Michael Clarke has taken another swipe at Gerard Whateley, this time taking a leaf out of Serena Williams’ book.
When Serena infamously melted down in the US Open final, she fumed at umpire Carlos Ramos for questioning her integrity, telling him “I have a daughter and I have never cheated.”
On Thursday, Clarke took another shot at Whateley after the sports broadcaster insinuated he had played a part in creating the culture that ultimately led to the ball-tampering scandal.
“I’ve been able to cop a fair bit of criticism throughout my career,” Clarke said on Macquarie Sports Radio.
“But when somebody questions or insults my integrity and my credibility, that’s not for sale. That’s not on — and I made that very clear on social media.”
Clarke said he stood up for himself to make sure his daughter knew exactly the kind of man he is.
“As a father, there’ll come a day when I’m not on this planet, but my daughter will know exactly what I stand for.
“She’ll know a big part of my job as a dad was to teach resilience.
“I’ll make it clear to her I don’t think it’s right or appropriate to attack somebody’s integrity or credibility.
“I think what Gerard has said is completely out of line. To blame me for cheating in South Africa is an absolute disgrace.”

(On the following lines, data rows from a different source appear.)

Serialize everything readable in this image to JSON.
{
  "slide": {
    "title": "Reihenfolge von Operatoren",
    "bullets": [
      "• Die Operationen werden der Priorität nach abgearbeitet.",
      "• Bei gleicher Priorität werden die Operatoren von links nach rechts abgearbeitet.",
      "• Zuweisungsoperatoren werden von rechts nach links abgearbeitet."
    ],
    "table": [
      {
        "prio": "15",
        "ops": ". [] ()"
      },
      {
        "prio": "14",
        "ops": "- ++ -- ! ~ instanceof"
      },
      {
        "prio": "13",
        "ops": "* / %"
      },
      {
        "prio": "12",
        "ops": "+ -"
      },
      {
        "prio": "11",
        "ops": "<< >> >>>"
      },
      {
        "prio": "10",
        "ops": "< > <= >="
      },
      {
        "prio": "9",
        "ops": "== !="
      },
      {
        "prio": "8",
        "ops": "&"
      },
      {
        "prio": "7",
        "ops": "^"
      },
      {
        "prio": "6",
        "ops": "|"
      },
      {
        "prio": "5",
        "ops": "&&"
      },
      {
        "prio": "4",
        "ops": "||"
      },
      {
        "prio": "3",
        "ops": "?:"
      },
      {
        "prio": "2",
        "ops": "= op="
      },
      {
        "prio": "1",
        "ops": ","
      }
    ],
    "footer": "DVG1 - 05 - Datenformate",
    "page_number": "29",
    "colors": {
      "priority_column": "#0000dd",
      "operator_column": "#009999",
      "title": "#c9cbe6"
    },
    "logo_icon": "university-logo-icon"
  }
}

Clarke unleashed a social media rant on Wednesday night, labelling Whateley a “headline chasing coward” for insinuating he had a hand in the cultural failings that led to the scandal in Cape Town.
“Perhaps if he was talented enough or courageous enough to make it onto a cricket pitch he would have a better perspective than from behind a microphone,” he wrote.
— Michael Clarke (@MClarke23) November 28, 2018
Whateley claimed the Australian cricket team’s cultural issues could be traced to Clarke’s appointment as captain.
Clarke suggested they should prioritise playing “tough” cricket over being liked.
In the open letter, Clarke listed several “facts” pointing to his stellar resume as skipper all while playing “by the rules”.
He also said many “respected journalists and seniors within the Australian cricket team” had reached out in support of his view on the national set-up’s ethos.
Former opener Matthew Hayden was one ex-teammate to publicly back him despite the New South Welshman’s long-time rival Simon Katich arguing he’d missed the point.
The imposing Queenslander echoed Clarke’s words, saying the team could lose its competitive edge if it stopped playing “hard and fair” cricket.
“You play the game in a spirit that’s a competitive spirit and you don’t play because you want to have a masters in being a good bloke,” Hayden told Fairfax Media.
Hayden said Australia’s cricketers should not be worried about their “brand”.
Paine hits back in Clarke controversy
Aussie skipper Tim Paine has also fired back at Clarke.
“No one has spoken about being liked, certainly by the opposition,” Paine told ESPN Cricinfo on Wednesday night.
“We’ve spoken about wanting to get the Australian public’s trust and make sure that clearly you want the Australian public and cricket fans to like or love the Australian Test team.
“Certainly there’s that aspect, but from an opposition perspective we’re not concerned about being liked one bit.”
Paine pointed out that the Aussies went as hard as they could in the Test series against Pakistan in the UAE, that followed the infamous South Africa series.
“We’re still going to play hard Australian cricket, as Michael put it, that’s not going to change … it’s just knowing at times we might need to pull it back and make sure we’re getting the most important thing right first, and that’s our skill.”